Out-Of-State DUI Conviction In Pennsylvania

In Wroblewski v. Commonwealth, 570 Pa. 249, 809 A.2d 247 (2002) the Supreme Court stated: Section 1586 directs that for purposes of Article IV, the Department shall treat reports of convictions from other states as being substantially similar to 75 Pa. C.S. 3731, the statutory provision that contains Pennsylvania's provisions relative to impaired driving. Section 1586 also rejects any distinction between the levels of impairment between the out-of-state offense and Pennsylvania's 3731. Section 1586 clearly broadens the scope of offenses that Pennsylvania would consider to be "substantially similar" to the offenses delineated in Article IV(a)(2).

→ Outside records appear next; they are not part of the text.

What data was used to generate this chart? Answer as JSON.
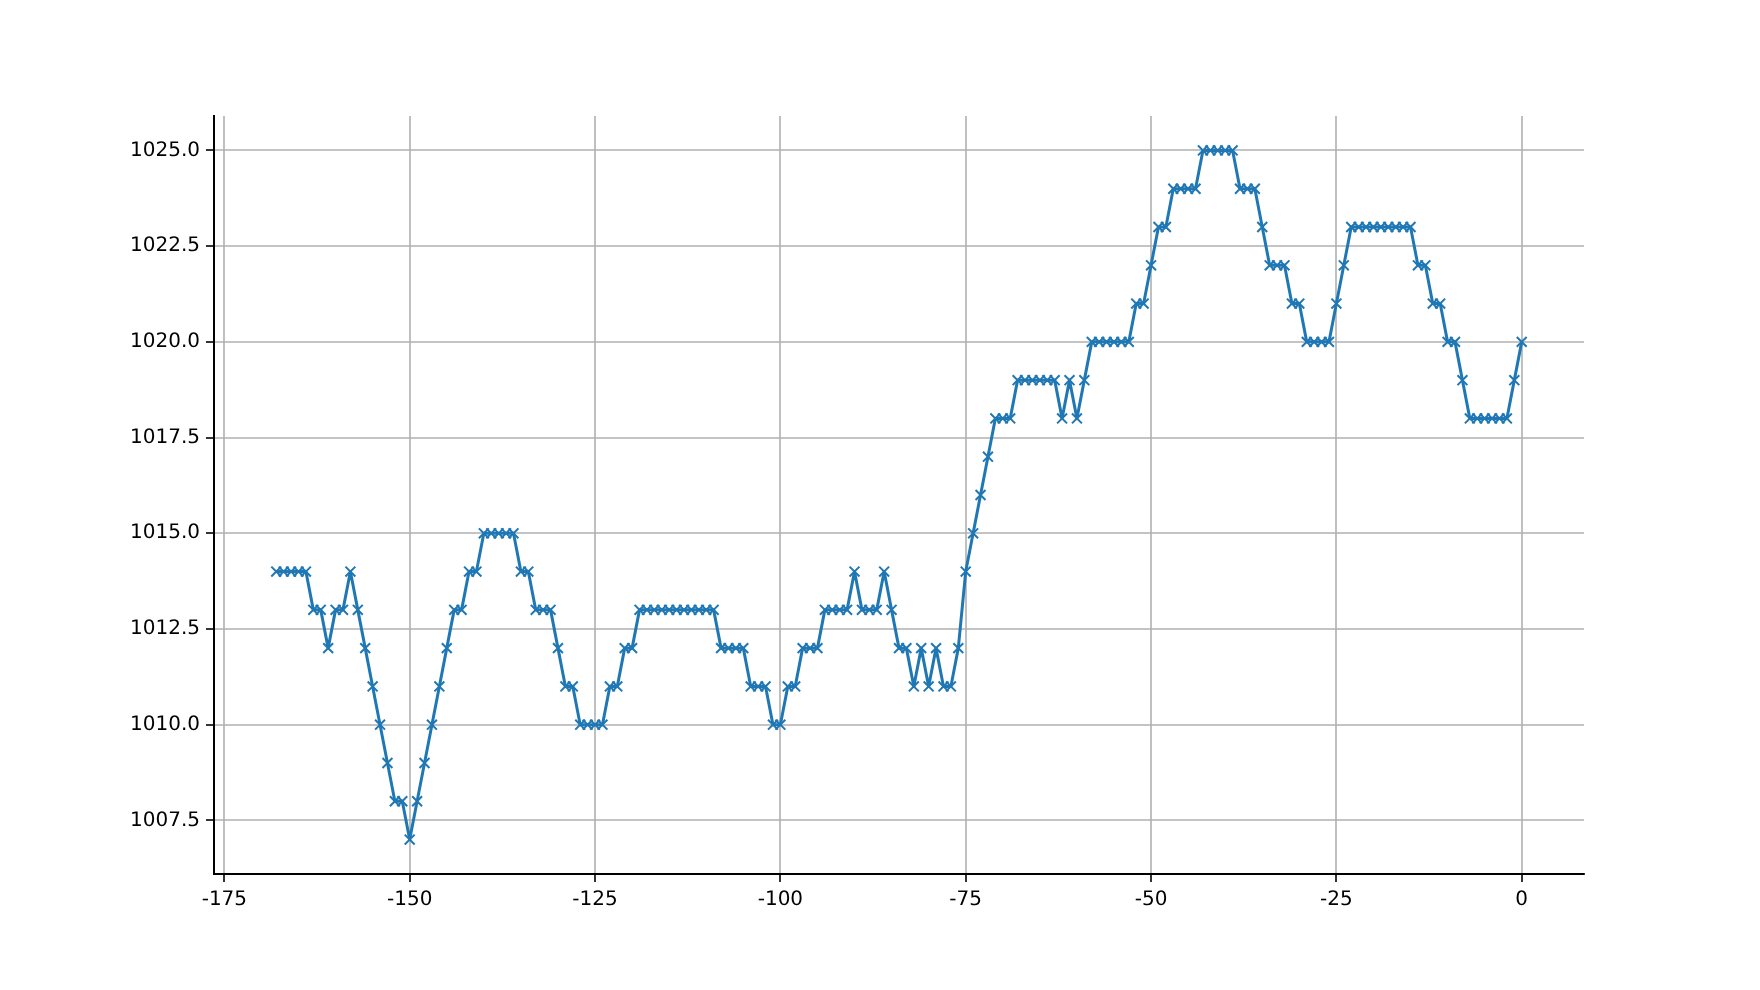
{
  "chart_data": {
    "type": "line",
    "x": [
      -168,
      -167,
      -166,
      -165,
      -164,
      -163,
      -162,
      -161,
      -160,
      -159,
      -158,
      -157,
      -156,
      -155,
      -154,
      -153,
      -152,
      -151,
      -150,
      -149,
      -148,
      -147,
      -146,
      -145,
      -144,
      -143,
      -142,
      -141,
      -140,
      -139,
      -138,
      -137,
      -136,
      -135,
      -134,
      -133,
      -132,
      -131,
      -130,
      -129,
      -128,
      -127,
      -126,
      -125,
      -124,
      -123,
      -122,
      -121,
      -120,
      -119,
      -118,
      -117,
      -116,
      -115,
      -114,
      -113,
      -112,
      -111,
      -110,
      -109,
      -108,
      -107,
      -106,
      -105,
      -104,
      -103,
      -102,
      -101,
      -100,
      -99,
      -98,
      -97,
      -96,
      -95,
      -94,
      -93,
      -92,
      -91,
      -90,
      -89,
      -88,
      -87,
      -86,
      -85,
      -84,
      -83,
      -82,
      -81,
      -80,
      -79,
      -78,
      -77,
      -76,
      -75,
      -74,
      -73,
      -72,
      -71,
      -70,
      -69,
      -68,
      -67,
      -66,
      -65,
      -64,
      -63,
      -62,
      -61,
      -60,
      -59,
      -58,
      -57,
      -56,
      -55,
      -54,
      -53,
      -52,
      -51,
      -50,
      -49,
      -48,
      -47,
      -46,
      -45,
      -44,
      -43,
      -42,
      -41,
      -40,
      -39,
      -38,
      -37,
      -36,
      -35,
      -34,
      -33,
      -32,
      -31,
      -30,
      -29,
      -28,
      -27,
      -26,
      -25,
      -24,
      -23,
      -22,
      -21,
      -20,
      -19,
      -18,
      -17,
      -16,
      -15,
      -14,
      -13,
      -12,
      -11,
      -10,
      -9,
      -8,
      -7,
      -6,
      -5,
      -4,
      -3,
      -2,
      -1,
      0
    ],
    "series": [
      {
        "color": "#1f77b4",
        "values": [
          1014,
          1014,
          1014,
          1014,
          1014,
          1013,
          1013,
          1012,
          1013,
          1013,
          1014,
          1013,
          1012,
          1011,
          1010,
          1009,
          1008,
          1008,
          1007,
          1008,
          1009,
          1010,
          1011,
          1012,
          1013,
          1013,
          1014,
          1014,
          1015,
          1015,
          1015,
          1015,
          1015,
          1014,
          1014,
          1013,
          1013,
          1013,
          1012,
          1011,
          1011,
          1010,
          1010,
          1010,
          1010,
          1011,
          1011,
          1012,
          1012,
          1013,
          1013,
          1013,
          1013,
          1013,
          1013,
          1013,
          1013,
          1013,
          1013,
          1013,
          1012,
          1012,
          1012,
          1012,
          1011,
          1011,
          1011,
          1010,
          1010,
          1011,
          1011,
          1012,
          1012,
          1012,
          1013,
          1013,
          1013,
          1013,
          1014,
          1013,
          1013,
          1013,
          1014,
          1013,
          1012,
          1012,
          1011,
          1012,
          1011,
          1012,
          1011,
          1011,
          1012,
          1014,
          1015,
          1016,
          1017,
          1018,
          1018,
          1018,
          1019,
          1019,
          1019,
          1019,
          1019,
          1019,
          1018,
          1019,
          1018,
          1019,
          1020,
          1020,
          1020,
          1020,
          1020,
          1020,
          1021,
          1021,
          1022,
          1023,
          1023,
          1024,
          1024,
          1024,
          1024,
          1025,
          1025,
          1025,
          1025,
          1025,
          1024,
          1024,
          1024,
          1023,
          1022,
          1022,
          1022,
          1021,
          1021,
          1020,
          1020,
          1020,
          1020,
          1021,
          1022,
          1023,
          1023,
          1023,
          1023,
          1023,
          1023,
          1023,
          1023,
          1023,
          1022,
          1022,
          1021,
          1021,
          1020,
          1020,
          1019,
          1018,
          1018,
          1018,
          1018,
          1018,
          1018,
          1019,
          1020
        ]
      }
    ],
    "xlim": [
      -176.4,
      8.4
    ],
    "xticks": [
      -175,
      -150,
      -125,
      -100,
      -75,
      -50,
      -25,
      0
    ],
    "ylim": [
      1006.1,
      1025.9
    ],
    "yticks": [
      {
        "value": 1007.5,
        "label": "1007.5"
      },
      {
        "value": 1010,
        "label": "1010.0"
      },
      {
        "value": 1012.5,
        "label": "1012.5"
      },
      {
        "value": 1015,
        "label": "1015.0"
      },
      {
        "value": 1017.5,
        "label": "1017.5"
      },
      {
        "value": 1020,
        "label": "1020.0"
      },
      {
        "value": 1022.5,
        "label": "1022.5"
      },
      {
        "value": 1025,
        "label": "1025.0"
      }
    ],
    "grid": true,
    "marker": "cross",
    "line_style": "solid"
  }
}
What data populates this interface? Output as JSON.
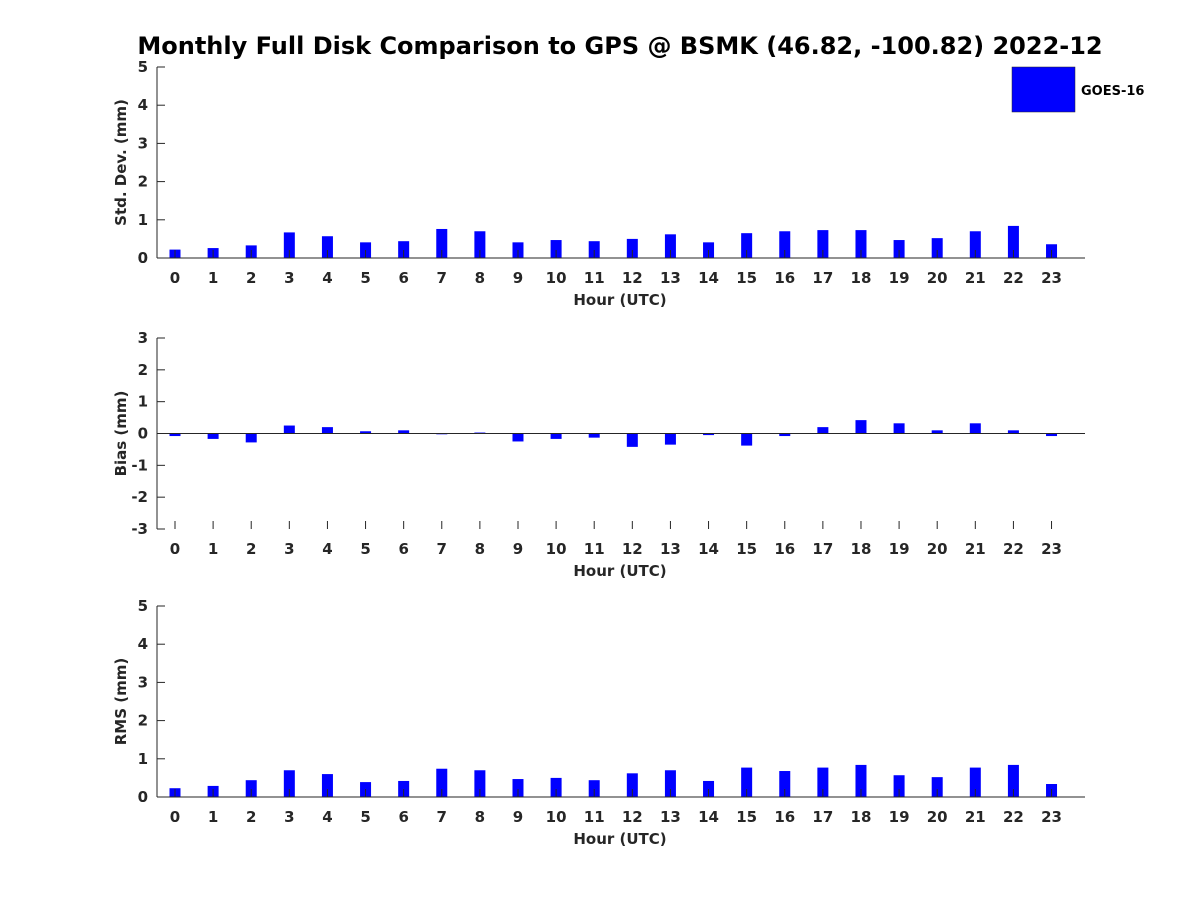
{
  "title": "Monthly Full Disk Comparison to GPS @ BSMK (46.82, -100.82) 2022-12",
  "legend": {
    "label": "GOES-16",
    "color": "#0000ff"
  },
  "chart_data": [
    {
      "type": "bar",
      "series": [
        {
          "name": "GOES-16",
          "color": "#0000ff",
          "values": [
            0.22,
            0.26,
            0.33,
            0.67,
            0.57,
            0.41,
            0.44,
            0.76,
            0.7,
            0.41,
            0.47,
            0.44,
            0.5,
            0.62,
            0.41,
            0.65,
            0.7,
            0.73,
            0.73,
            0.47,
            0.52,
            0.7,
            0.84,
            0.36
          ]
        }
      ],
      "categories": [
        "0",
        "1",
        "2",
        "3",
        "4",
        "5",
        "6",
        "7",
        "8",
        "9",
        "10",
        "11",
        "12",
        "13",
        "14",
        "15",
        "16",
        "17",
        "18",
        "19",
        "20",
        "21",
        "22",
        "23"
      ],
      "xlabel": "Hour (UTC)",
      "ylabel": "Std. Dev. (mm)",
      "ylim": [
        0,
        5
      ],
      "yticks": [
        "0",
        "1",
        "2",
        "3",
        "4",
        "5"
      ]
    },
    {
      "type": "bar",
      "series": [
        {
          "name": "GOES-16",
          "color": "#0000ff",
          "values": [
            -0.08,
            -0.17,
            -0.28,
            0.25,
            0.2,
            0.07,
            0.1,
            -0.02,
            0.03,
            -0.25,
            -0.17,
            -0.13,
            -0.42,
            -0.35,
            -0.05,
            -0.38,
            -0.08,
            0.2,
            0.42,
            0.32,
            0.1,
            0.32,
            0.1,
            -0.08
          ]
        }
      ],
      "categories": [
        "0",
        "1",
        "2",
        "3",
        "4",
        "5",
        "6",
        "7",
        "8",
        "9",
        "10",
        "11",
        "12",
        "13",
        "14",
        "15",
        "16",
        "17",
        "18",
        "19",
        "20",
        "21",
        "22",
        "23"
      ],
      "xlabel": "Hour (UTC)",
      "ylabel": "Bias (mm)",
      "ylim": [
        -3,
        3
      ],
      "yticks": [
        "-3",
        "-2",
        "-1",
        "0",
        "1",
        "2",
        "3"
      ]
    },
    {
      "type": "bar",
      "series": [
        {
          "name": "GOES-16",
          "color": "#0000ff",
          "values": [
            0.23,
            0.29,
            0.44,
            0.7,
            0.6,
            0.39,
            0.42,
            0.74,
            0.7,
            0.47,
            0.5,
            0.44,
            0.62,
            0.7,
            0.42,
            0.77,
            0.68,
            0.77,
            0.84,
            0.57,
            0.52,
            0.77,
            0.84,
            0.34
          ]
        }
      ],
      "categories": [
        "0",
        "1",
        "2",
        "3",
        "4",
        "5",
        "6",
        "7",
        "8",
        "9",
        "10",
        "11",
        "12",
        "13",
        "14",
        "15",
        "16",
        "17",
        "18",
        "19",
        "20",
        "21",
        "22",
        "23"
      ],
      "xlabel": "Hour (UTC)",
      "ylabel": "RMS (mm)",
      "ylim": [
        0,
        5
      ],
      "yticks": [
        "0",
        "1",
        "2",
        "3",
        "4",
        "5"
      ]
    }
  ]
}
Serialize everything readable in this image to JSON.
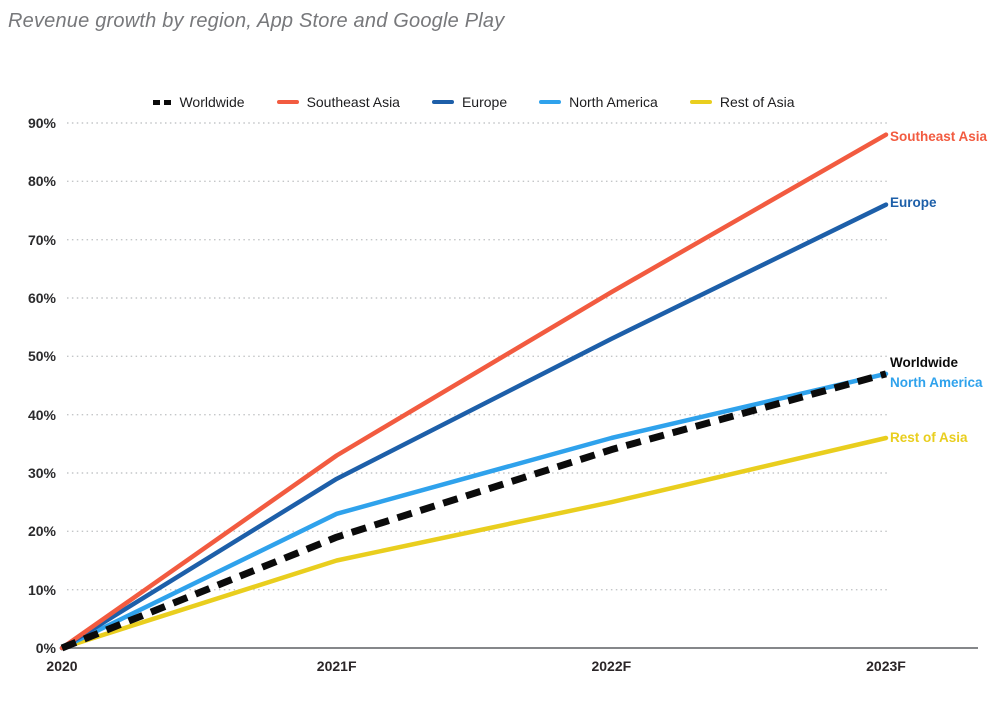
{
  "title": "Revenue growth by region, App Store and Google Play",
  "chart_data": {
    "type": "line",
    "title": "Revenue growth by region, App Store and Google Play",
    "categories": [
      "2020",
      "2021F",
      "2022F",
      "2023F"
    ],
    "series": [
      {
        "name": "Worldwide",
        "values": [
          0,
          19,
          34,
          47
        ],
        "color": "#0b0b0b",
        "dash": true
      },
      {
        "name": "Southeast Asia",
        "values": [
          0,
          33,
          61,
          88
        ],
        "color": "#F25B40",
        "dash": false
      },
      {
        "name": "Europe",
        "values": [
          0,
          29,
          53,
          76
        ],
        "color": "#1D5FA9",
        "dash": false
      },
      {
        "name": "North America",
        "values": [
          0,
          23,
          36,
          47
        ],
        "color": "#2FA2EC",
        "dash": false
      },
      {
        "name": "Rest of Asia",
        "values": [
          0,
          15,
          25,
          36
        ],
        "color": "#E9CE1E",
        "dash": false
      }
    ],
    "y_ticks": [
      "0%",
      "10%",
      "20%",
      "30%",
      "40%",
      "50%",
      "60%",
      "70%",
      "80%",
      "90%"
    ],
    "ylim": [
      0,
      90
    ],
    "xlabel": "",
    "ylabel": "",
    "grid": "horizontal-dotted",
    "legend_position": "top",
    "right_labels": [
      "Southeast Asia",
      "Europe",
      "Worldwide",
      "North America",
      "Rest of Asia"
    ]
  }
}
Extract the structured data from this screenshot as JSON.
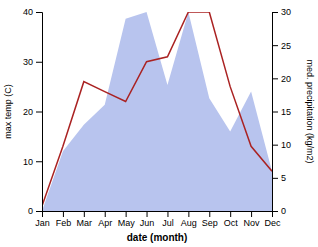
{
  "chart_data": {
    "type": "line",
    "categories": [
      "Jan",
      "Feb",
      "Mar",
      "Apr",
      "May",
      "Jun",
      "Jul",
      "Aug",
      "Sep",
      "Oct",
      "Nov",
      "Dec"
    ],
    "xlabel": "date (month)",
    "ylabel": "max temp (C)",
    "y2label": "med. precipitation (kg/m2)",
    "ylim": [
      0,
      40
    ],
    "yticks": [
      0,
      10,
      20,
      30,
      40
    ],
    "y2lim": [
      0,
      30
    ],
    "y2ticks": [
      0,
      5,
      10,
      15,
      20,
      25,
      30
    ],
    "series": [
      {
        "type": "area",
        "axis": "y2",
        "color": "#b8c4ee",
        "values": [
          0,
          9,
          13,
          16,
          29,
          30,
          19,
          30,
          17,
          12,
          18,
          6
        ]
      },
      {
        "type": "line",
        "color": "#aa2222",
        "values": [
          1,
          13,
          26,
          24,
          22,
          30,
          31,
          40,
          40,
          25,
          13,
          8
        ]
      }
    ]
  }
}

Under the terms of 1586, an out-of-state conviction for any level of impaired driving is punishable in Pennsylvania. In contrast, the Compact, as interpreted by Petrovick, required a level of impairment to a degree which rendered the operator "incapable of safely driving"; impairment which did not reach this level was not punishable. Additionally, Article I(b)(1) of the Compact states that the policy of each party state is to "promote compliance with the laws, ordinances and administrative rules and regulations relating to the operation of motor vehicles by their operators in each of the jurisdictions where such operators drive motor vehicles." We think it evident that in enacting 1586, the legislature sought to promote this policy by sanctioning those Pennsylvania-licensed drivers who violated the impairment laws of other party states, even if those other states' offenses had lower thresholds of impairment than 75 Pa. C.S. 3731. Thus, the fact that the New York offense permits conviction of a lower level of impairment than 75 Pa. C.S. 3731 does not preclude Appellant's reciprocal license suspension. 570 Pa. at 255, 809 A.2d at 251.